If a mini mid-winter revival under Dean Smith offered Norwich City faint hope, this defeat saw them revert to type. On this evidence, the remainder of the season promises to be a slog and it would have been a travesty had Southampton only came away with a slender victory. Just as it seemed Ralph Hasenhüttl’s side would have to settle for what would have been tantamount to a one-nil battering, the midfielder Oriol Romeu smacked in a wonderful effort from the edge of the box with a couple of minutes to spare, building on Che Adams’s first-half strike. Southampton, who have lost just once at home all season, are keeping good company in the top half.

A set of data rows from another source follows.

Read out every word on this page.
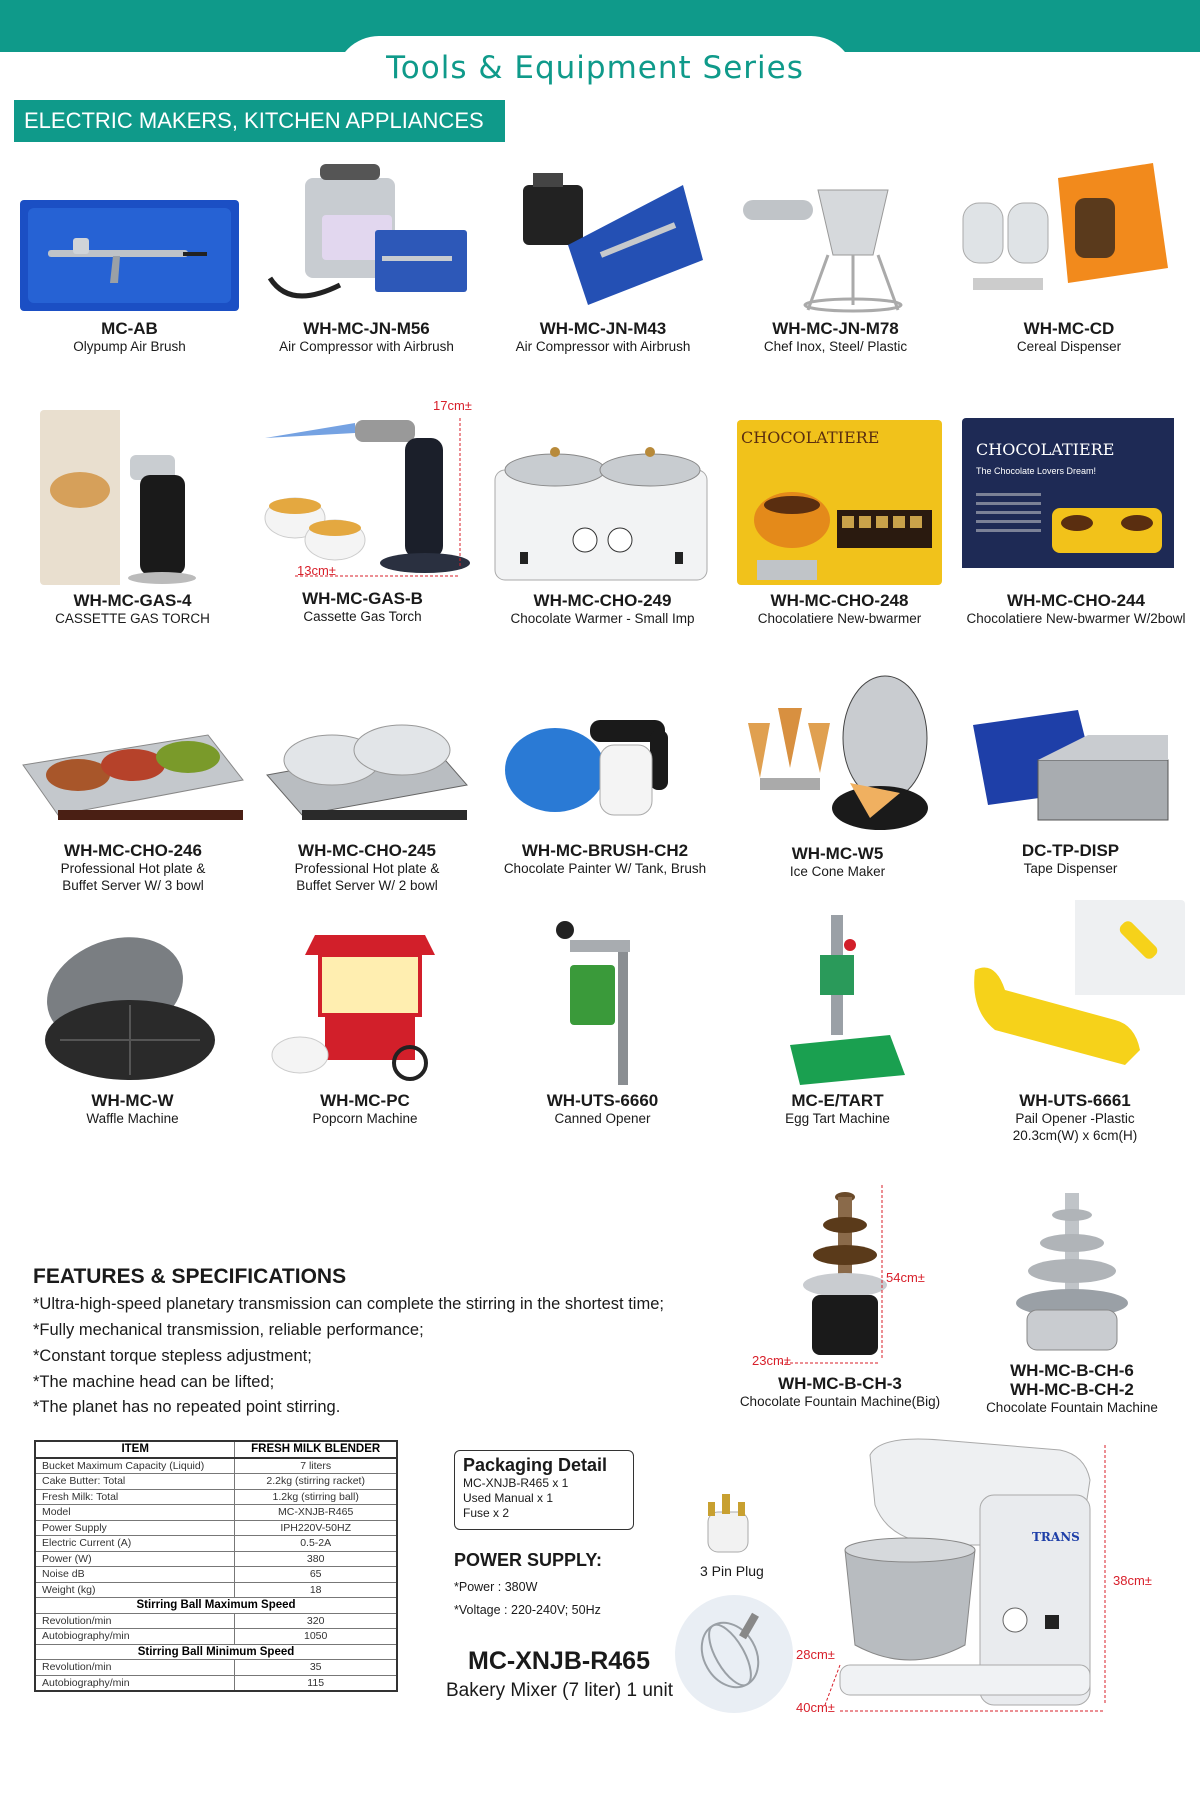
Tools & Equipment Series
ELECTRIC MAKERS, KITCHEN APPLIANCES
MC-AB
Olypump Air Brush
WH-MC-JN-M56
Air Compressor with Airbrush
WH-MC-JN-M43
Air Compressor with Airbrush
WH-MC-JN-M78
Chef Inox, Steel/ Plastic
WH-MC-CD
Cereal Dispenser
WH-MC-GAS-4
CASSETTE GAS TORCH
17cm±
13cm±
WH-MC-GAS-B
Cassette Gas Torch
WH-MC-CHO-249
Chocolate Warmer - Small Imp
CHOCOLATIERE
WH-MC-CHO-248
Chocolatiere New-bwarmer
CHOCOLATIERE
The Chocolate Lovers Dream!
WH-MC-CHO-244
Chocolatiere New-bwarmer W/2bowl
WH-MC-CHO-246
Professional Hot plate &
Buffet Server W/ 3 bowl
WH-MC-CHO-245
Professional Hot plate &
Buffet Server W/ 2 bowl
WH-MC-BRUSH-CH2
Chocolate Painter W/ Tank, Brush
WH-MC-W5
Ice Cone Maker
DC-TP-DISP
Tape Dispenser
WH-MC-W
Waffle Machine
WH-MC-PC
Popcorn Machine
WH-UTS-6660
Canned Opener
MC-E/TART
Egg Tart Machine
WH-UTS-6661
Pail Opener -Plastic
20.3cm(W) x 6cm(H)
54cm±
23cm±
WH-MC-B-CH-3
Chocolate Fountain Machine(Big)
WH-MC-B-CH-6
WH-MC-B-CH-2
Chocolate Fountain Machine
FEATURES & SPECIFICATIONS
*Ultra-high-speed planetary transmission can complete the stirring in the shortest time;
*Fully mechanical transmission, reliable performance;
*Constant torque stepless adjustment;
*The machine head can be lifted;
*The planet has no repeated point stirring.
ITEM	FRESH MILK BLENDER
Bucket Maximum Capacity (Liquid)	7 liters
Cake Butter: Total	2.2kg (stirring racket)
Fresh Milk: Total	1.2kg (stirring ball)
Model	MC-XNJB-R465
Power Supply	IPH220V-50HZ
Electric Current (A)	0.5-2A
Power (W)	380
Noise dB	65
Weight (kg)	18
Stirring Ball Maximum Speed	
Revolution/min	320
Autobiography/min	1050
Stirring Ball Minimum Speed	
Revolution/min	35
Autobiography/min	115
Packaging Detail
MC-XNJB-R465 x 1
Used Manual x 1
Fuse x 2
POWER SUPPLY:
*Power : 380W
*Voltage : 220-240V; 50Hz
MC-XNJB-R465
Bakery Mixer (7 liter) 1 unit
3 Pin Plug
TRANS
38cm±
28cm±
40cm±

The home support were able to afford a communal chuckle at the slapstick manner of Adams’s 36th-minute opener but it made painful viewing from a Norwich perspective. Brandon Williams, who struggled at left-back, made a sliding intervention but inadvertently gifted the ball to the swarming Tino Livramento and the teenager sent a low cross into the six-yard box. Angus Gunn, the Norwich goalkeeper whose last Premier League game at this ground was for Southampton in the infamous 9-0 defeat to Leicester, skewered the ball with his right boot and it bounced off Max Aarons and to Adams. The Southampton striker made a mess of applying the finishing touch, swiping at thin air the first time around before finally scooping the ball over the line and setting off towards the corner in celebration. By then, Gunn had repelled a Mohamed Elyounoussi volley and a deflected strike by the superb Stuart Armstrong as Southampton peppered the Norwich goal.

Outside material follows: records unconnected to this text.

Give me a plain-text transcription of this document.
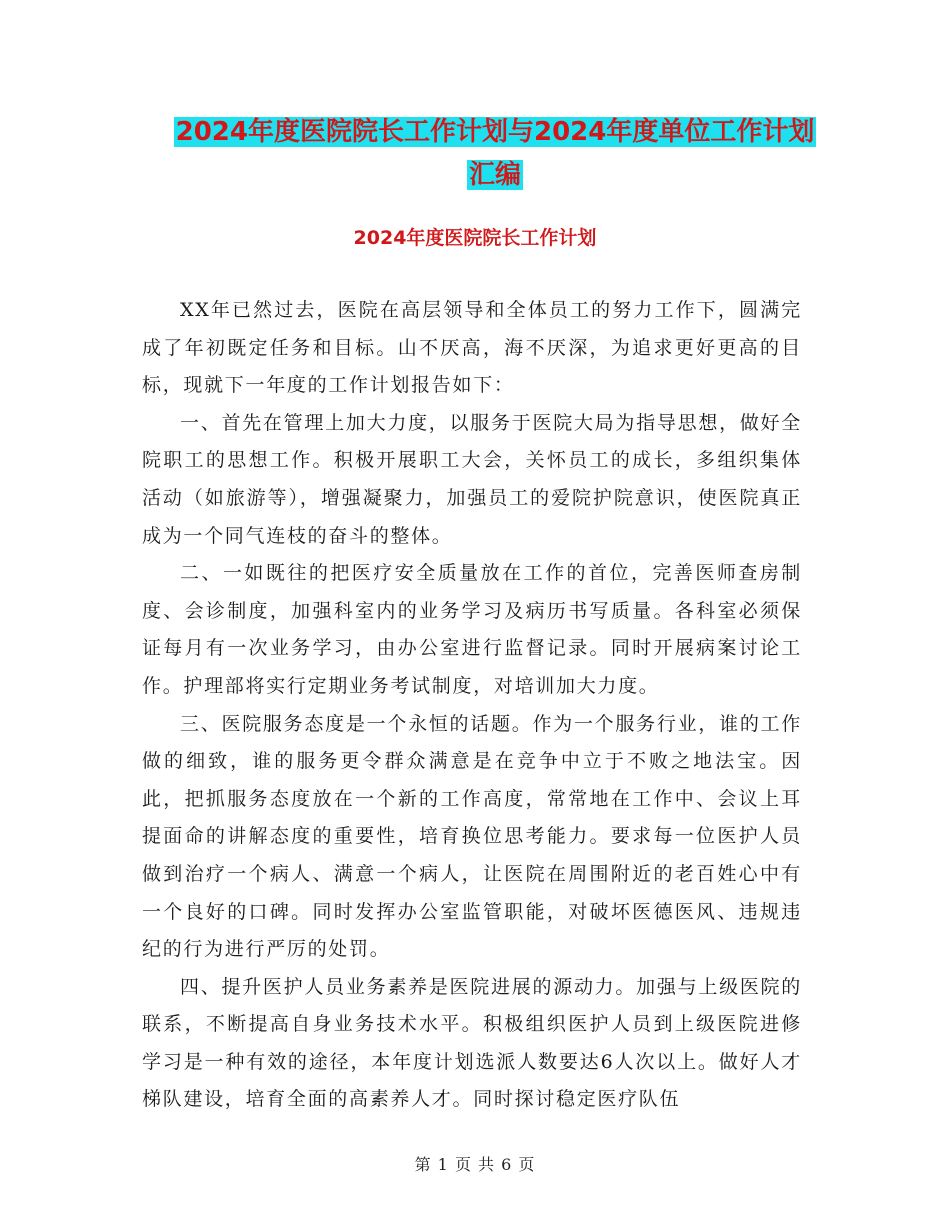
2024年度医院院长工作计划与2024年度单位工作计划
汇编
2024年度医院院长工作计划

XX年已然过去，医院在高层领导和全体员工的努力工作下，圆满完成了年初既定任务和目标。山不厌高，海不厌深，为追求更好更高的目标，现就下一年度的工作计划报告如下：

一、首先在管理上加大力度，以服务于医院大局为指导思想，做好全院职工的思想工作。积极开展职工大会，关怀员工的成长，多组织集体活动（如旅游等），增强凝聚力，加强员工的爱院护院意识，使医院真正成为一个同气连枝的奋斗的整体。

二、一如既往的把医疗安全质量放在工作的首位，完善医师查房制度、会诊制度，加强科室内的业务学习及病历书写质量。各科室必须保证每月有一次业务学习，由办公室进行监督记录。同时开展病案讨论工作。护理部将实行定期业务考试制度，对培训加大力度。

三、医院服务态度是一个永恒的话题。作为一个服务行业，谁的工作做的细致，谁的服务更令群众满意是在竞争中立于不败之地法宝。因此，把抓服务态度放在一个新的工作高度，常常地在工作中、会议上耳提面命的讲解态度的重要性，培育换位思考能力。要求每一位医护人员做到治疗一个病人、满意一个病人，让医院在周围附近的老百姓心中有一个良好的口碑。同时发挥办公室监管职能，对破坏医德医风、违规违纪的行为进行严厉的处罚。

四、提升医护人员业务素养是医院进展的源动力。加强与上级医院的联系，不断提高自身业务技术水平。积极组织医护人员到上级医院进修学习是一种有效的途径，本年度计划选派人数要达6人次以上。做好人才梯队建设，培育全面的高素养人才。同时探讨稳定医疗队伍

第 1 页 共 6 页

Hasenhüttl once compared the Scotland striker Adams’s previous struggles in front of goal to the all-or-nothing nature of shaking ketchup out of a bottle but this scruffy strike from close range against feeble opponents represented a ninth goal in 16 games for club and country. “It felt a tough night,” Smith said. “I thought Southampton played at a high level and we had too many six out of 10s and if you have that you’re not going to compete in the Premier League. We weren’t aggressive enough without the ball and certainly not good enough with it. Teemu [Pukki] was isolated but he is going to be when you cannot string three or four passes together.”
Smith stewed in the away technical area. Williams found the going tough against the roaming Livramento and the full-back presented the voracious Armando Broja with a sight of goal after overcooking a simple pass into Mathias Normann, but the striker’s shot dribbled at Gunn. Josh Sargent had a shot blocked after Pukki expertly turned Jan Bednarek before Billy Gilmour dropped the rebound wide but Norwich, who have lost nine of their past 12 league matches, did not offer anything to suggest they are going to wriggle clear of relegation. “We have to put it into context but the players know they have to be better than they were,” Smith said. “I don’t believe it was a backwards step in terms of the mentality and belief. We just didn’t play at a good enough level.”
Southampton have now lost just one of their past 12 matches. Pukki enjoyed the odd foray upfield – Kenny McLean skied a shot after the striker cut the ball back to the edge of the box – but he was a one-man band and his frustration caught up with him when he tugged at Livramento’s shirt. On the opposite flank Norwich could not live with the again brilliant Kyle Walker-Peters. It seemed a matter of when and not if a dominant Southampton would double their advantage. Gunn kept out another Armstrong shot, and a volley by Walker-Peters with 20 minutes to play. Armstrong then flashed another shot wide.
Gunn looked at the yellow shirts before him aghast. Southampton were stupidly comfortable and when Norwich did locate the ineffective Milot Rashica with an incisive through pass Mohammed Salisu switched on the afterburners to steal the ball. Norwich roused now and then – Salisu stood his ground when Pukki swivelled neatly in the box with 15 minutes to play and Grant Hanley glanced wide unmarked to Smith’s pain – but with the final whistle approaching Romeu leathered in emphatically from the edge of the box.
Depeche Mode’s Just Can’t Get Enough blared at the final whistle, a fitting soundtrack for the Saints who march on. “We knew these are the toughest wins because everybody expects it, against a team who are super organised and fighting for everything,” Hasenhüttl said. “A fantastic shot by Ori calmed the game down. The crowd is fully believing in us.”